GM shares have risen 21 percent this year, in part on the expectation that the company would win more labor savings. They gained 67 cents to $37.13 at 1:40 p.m. in New York Stock Exchange composite trading.
``We do expect the net economics of the contract to be positive,'' said Standard & Poor's fixed-income analyst Robert Schulz, who put GM on Creditwatch with a positive outlook this week after the accord was reached. ``It's a complicated contract. It's a historic contract.''
The change means that S&P, which rates GM debt at B, five steps below investment grade, may raise the automaker's rating for the first time since 1998.
Contracts based on the debt of GM were at 492.5 basis points, near a two-month low, at the close of trading in New York yesterday, according to Deutsche Bank AG. A basis point on a credit-default swap contract protecting $10 million of debt from default for five years is equivalent to $1,000 a year.
Cutting Costs
Wagoner previously won an agreement from the UAW to close 12 North American facilities by next year, persuaded 34,400 union workers to accept early retirement or buyouts and for the first time required union retirees to pay health-care premiums. Those changes cut $9 billion a year from GM's costs.
The Detroit-based automaker's current assembly workers get $31.75 an hour in pay, including overtime and bonuses, and $19.25 in benefits, according to an analysis by Laurie Harbour-Felax, president of Chicago-based Stout Risius Ross Inc. Adding pensions and other retiree costs raises the total to about $73.
Toyota's U.S. workers cost about $47.25 an hour, including $31.50 in pay and $15.75 in benefits, the study found.
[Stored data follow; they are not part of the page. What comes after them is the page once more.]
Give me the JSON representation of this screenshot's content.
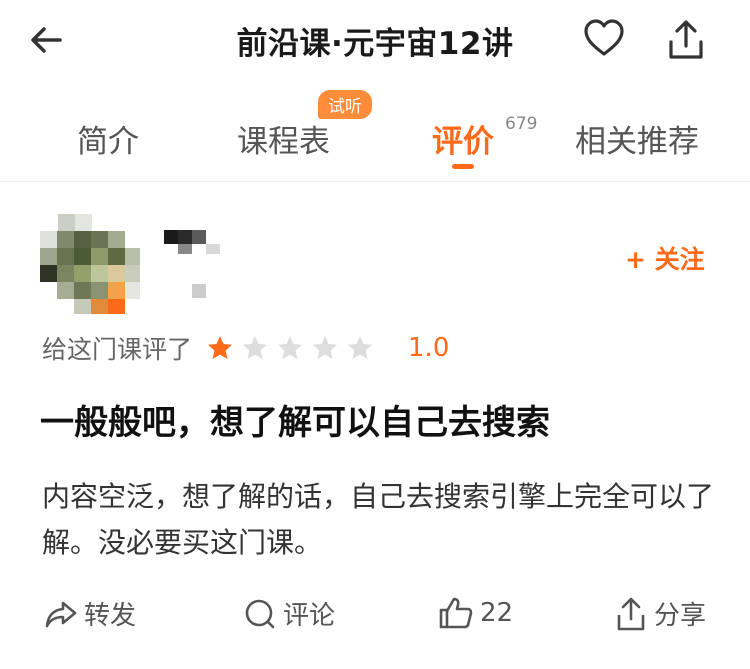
{
  "header": {
    "title": "前沿课·元宇宙12讲"
  },
  "tabs": [
    {
      "label": "简介"
    },
    {
      "label": "课程表",
      "badge": "试听"
    },
    {
      "label": "评价",
      "count": "679"
    },
    {
      "label": "相关推荐"
    }
  ],
  "review": {
    "follow_label": "+ 关注",
    "rating_prefix": "给这门课评了",
    "stars_filled": 1,
    "stars_total": 5,
    "score": "1.0",
    "title": "一般般吧，想了解可以自己去搜索",
    "body": "内容空泛，想了解的话，自己去搜索引擎上完全可以了解。没必要买这门课。"
  },
  "actions": {
    "forward": "转发",
    "comment": "评论",
    "like": "22",
    "share": "分享"
  },
  "colors": {
    "accent": "#ff6a1a",
    "badge": "#ff8c3a",
    "star_empty": "#dddddd"
  }
}
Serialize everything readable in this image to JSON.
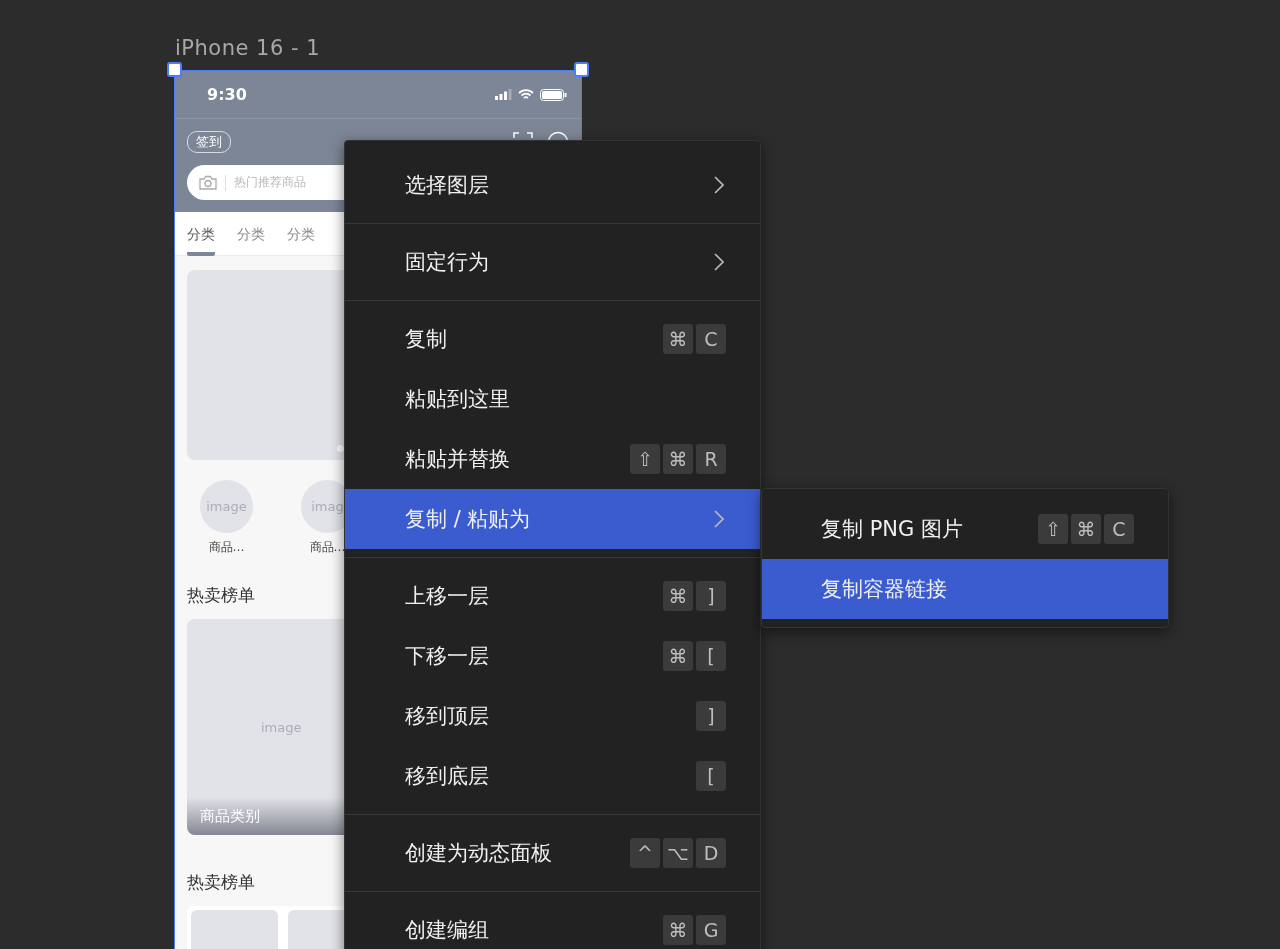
{
  "frame_label": "iPhone 16 - 1",
  "phone": {
    "status_bar": {
      "time": "9:30"
    },
    "nav": {
      "checkin": "签到"
    },
    "search": {
      "placeholder": "热门推荐商品"
    },
    "tabs": [
      {
        "label": "分类",
        "selected": true
      },
      {
        "label": "分类",
        "selected": false
      },
      {
        "label": "分类",
        "selected": false
      }
    ],
    "categories": [
      {
        "image": "image",
        "label": "商品…"
      },
      {
        "image": "imag",
        "label": "商品…"
      }
    ],
    "hot_section": {
      "title": "热卖榜单",
      "card_image": "image",
      "card_caption": "商品类别"
    },
    "hot_section_2": {
      "title": "热卖榜单"
    }
  },
  "context_menu": {
    "groups": [
      {
        "items": [
          {
            "label": "选择图层",
            "kind": "submenu",
            "selected": false
          }
        ]
      },
      {
        "items": [
          {
            "label": "固定行为",
            "kind": "submenu",
            "selected": false
          }
        ]
      },
      {
        "items": [
          {
            "label": "复制",
            "kind": "command",
            "selected": false,
            "keys": [
              "⌘",
              "C"
            ]
          },
          {
            "label": "粘贴到这里",
            "kind": "command",
            "selected": false
          },
          {
            "label": "粘贴并替换",
            "kind": "command",
            "selected": false,
            "keys": [
              "⇧",
              "⌘",
              "R"
            ]
          },
          {
            "label": "复制 / 粘贴为",
            "kind": "submenu",
            "selected": true
          }
        ]
      },
      {
        "items": [
          {
            "label": "上移一层",
            "kind": "command",
            "selected": false,
            "keys": [
              "⌘",
              "]"
            ]
          },
          {
            "label": "下移一层",
            "kind": "command",
            "selected": false,
            "keys": [
              "⌘",
              "["
            ]
          },
          {
            "label": "移到顶层",
            "kind": "command",
            "selected": false,
            "keys": [
              "]"
            ]
          },
          {
            "label": "移到底层",
            "kind": "command",
            "selected": false,
            "keys": [
              "["
            ]
          }
        ]
      },
      {
        "items": [
          {
            "label": "创建为动态面板",
            "kind": "command",
            "selected": false,
            "keys": [
              "^",
              "⌥",
              "D"
            ]
          }
        ]
      },
      {
        "items": [
          {
            "label": "创建编组",
            "kind": "command",
            "selected": false,
            "keys": [
              "⌘",
              "G"
            ]
          }
        ]
      }
    ]
  },
  "submenu": {
    "items": [
      {
        "label": "复制 PNG 图片",
        "kind": "command",
        "selected": false,
        "keys": [
          "⇧",
          "⌘",
          "C"
        ]
      },
      {
        "label": "复制容器链接",
        "kind": "command",
        "selected": true
      }
    ]
  }
}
Toyota doesn't have additional expenses for retirees because so few of its U.S. factory employees have reached retirement.
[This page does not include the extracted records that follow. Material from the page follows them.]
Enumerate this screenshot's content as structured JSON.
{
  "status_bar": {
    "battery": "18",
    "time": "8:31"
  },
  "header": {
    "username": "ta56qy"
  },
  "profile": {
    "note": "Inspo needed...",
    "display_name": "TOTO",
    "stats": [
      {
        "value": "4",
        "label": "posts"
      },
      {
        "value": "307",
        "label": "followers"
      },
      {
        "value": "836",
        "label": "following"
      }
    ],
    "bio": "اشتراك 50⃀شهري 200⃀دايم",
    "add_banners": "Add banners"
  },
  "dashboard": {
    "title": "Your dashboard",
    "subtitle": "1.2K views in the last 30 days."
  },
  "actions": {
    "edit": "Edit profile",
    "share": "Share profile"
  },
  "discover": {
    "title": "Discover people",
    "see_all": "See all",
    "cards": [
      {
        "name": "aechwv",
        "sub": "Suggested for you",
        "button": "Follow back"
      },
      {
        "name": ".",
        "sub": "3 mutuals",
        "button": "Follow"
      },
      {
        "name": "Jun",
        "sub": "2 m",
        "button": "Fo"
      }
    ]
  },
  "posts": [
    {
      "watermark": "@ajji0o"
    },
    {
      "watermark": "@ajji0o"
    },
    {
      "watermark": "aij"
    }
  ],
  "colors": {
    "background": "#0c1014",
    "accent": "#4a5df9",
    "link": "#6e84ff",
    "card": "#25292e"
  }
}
While new employees promoted to assembly-line jobs would get an increase to the same wages as a traditional UAW worker, their benefits would stay at a lower level, the people said. They weren't able to give a breakdown between wages and benefits.
Bringing Back Work
The new structure would bring back to GM some work that had been outsourced to suppliers, a provision sought by the union in return for the lower pay, the people said.
GM will offer buyouts to entice existing workers who would be classified as non-core to leave, and the new pay structure would apply to their replacements, the people said. Current workers wouldn't have their pay cut.
``The company likes it because it cuts compensation costs and the union can swallow it because the people affected aren't going to vote because they don't exist yet,'' said Richard Block, a labor professor at Michigan State University in East Lansing.
It isn't clear how many of GM's 73,000 current UAW- represented positions would be considered non-core jobs, and the total varies by facility, the people said. They said they expect local unions will negotiate the final number.
``If it's not 5,000 to 6,000 workers, Wall Street is not going to be impressed,'' said Sean McAlinden, a labor analyst at the Center for Automotive Research in Ann Arbor, Michigan.
Workers Affected
A local union official, who asked not to be identified, said the rate at his plant may be as many as one out of five workers.
At the Lansing, Michigan, complex that makes Cadillacs and other vehicles, about 100 of the 3,000 workers, or 3 percent, would be considered non-core, said Art Baker, president of UAW Local 652. The complex has fewer such workers because it was built under a strategy of reducing non-assembly jobs, he said.
The UAW already has similar pay agreements for new workers at parts suppliers Delphi Corp., Dana Corp. and American Axle & Manufacturing Holdings Inc., McAlinden said. At Dana and Delphi, the union approved $14-an-hour wages for new workers. American Axle said in February that new UAW employees would get $27 an hour including benefits, a decline from $66 for current workers.